У каждого своя забота: у Цагеридзе замороженный во льду миллион, у Лидочки – красные с золотой пряжкой туфли. Лес из запани может унести весенним ледоходом, туфли, если прозевать, могут расхватать другие. Все нужно делать вовремя. Нравятся ли ему красные туфли с решеточкой и золотой пряжкой, да еще на узеньком каблучке? Ни разу в жизни не задавал он себе подобного вопроса! Но девушке нужен совет, одобрение принятого ею решения.
– Мне больше всего на свете нравятся такие туфли, – сказал он. – Не упустите случая, Лидочка. Бегите скорее. Деньги у вас есть? Хотите, я пойду вместе с вами и помогу вам выбрать самые лучшие?
Он это сказал и тут же понял, что, как и в первый день своего появления здесь, он снова нанес нечаянную обиду девушке, заставил ее вспыхнуть гневным румянцем. Цагеридзе вдруг вспомнилось, что, разбирая залежи бумаг и всякого хлама в тумбах письменного стола Лопатина, он наткнулся на измятую, словно бы в злости скрученную, пустую коробочку из-под модельной дамской обуви. Не Лидочке ли предназначался этот подарок, а потом, получив отповедь, Лопатин отдал его какой-то другой женщине? О Лопатине Лида всегда отзывается сдержанно, со скрытой глухой неприязнью. Не повторяет ли невольно сейчас Цагеридзе, хотя и совсем с другими намерениями, все то, что до него этой девушке говорил и Лопатин? Что будет думать она о мужчинах? И о начальниках, которым "все можно"?

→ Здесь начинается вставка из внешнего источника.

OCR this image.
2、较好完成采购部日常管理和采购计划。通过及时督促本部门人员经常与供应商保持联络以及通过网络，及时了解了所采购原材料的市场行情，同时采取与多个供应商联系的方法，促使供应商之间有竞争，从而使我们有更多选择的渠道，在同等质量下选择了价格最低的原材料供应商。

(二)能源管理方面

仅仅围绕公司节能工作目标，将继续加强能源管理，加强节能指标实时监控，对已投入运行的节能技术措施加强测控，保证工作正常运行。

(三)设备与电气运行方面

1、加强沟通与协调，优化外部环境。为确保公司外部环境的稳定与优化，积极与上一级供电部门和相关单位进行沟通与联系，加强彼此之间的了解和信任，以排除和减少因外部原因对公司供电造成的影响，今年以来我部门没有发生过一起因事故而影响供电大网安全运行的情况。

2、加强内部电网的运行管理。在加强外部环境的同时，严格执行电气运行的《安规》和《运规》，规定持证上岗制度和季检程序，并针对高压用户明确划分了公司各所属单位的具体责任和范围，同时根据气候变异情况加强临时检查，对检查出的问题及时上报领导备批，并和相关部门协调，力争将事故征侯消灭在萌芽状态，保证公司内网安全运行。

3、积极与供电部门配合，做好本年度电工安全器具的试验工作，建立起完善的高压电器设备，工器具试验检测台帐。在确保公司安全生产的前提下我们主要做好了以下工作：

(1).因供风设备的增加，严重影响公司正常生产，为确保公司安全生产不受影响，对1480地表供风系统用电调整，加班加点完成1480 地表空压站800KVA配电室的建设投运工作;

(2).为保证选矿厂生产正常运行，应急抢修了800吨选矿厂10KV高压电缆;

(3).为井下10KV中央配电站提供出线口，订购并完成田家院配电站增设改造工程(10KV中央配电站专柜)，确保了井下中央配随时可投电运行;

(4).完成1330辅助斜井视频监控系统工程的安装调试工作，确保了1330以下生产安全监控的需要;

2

– Я должен у вас попросить прощения, Лидочка, – сказал Цагеридзе. – Но когда очень нуждаешься в добром совете, как-то нечаянно и сам начинаешь советовать другим. Моя постоянная беда в том, что я совершенно не умею разговаривать с девушками. Или я обижаю их, или они обижают меня. Поэтому я беру свои слова назад, все, кроме разрешения немедленно пойти в магазин и купить туфли с золотыми пряжками.
Этот короткий и очень земной разговор с Лидой вывел Цагеридзе из сложных раздумий. Он уселся за стол, начал просматривать свои утренние записи и постепенно с головой углубился в расчеты.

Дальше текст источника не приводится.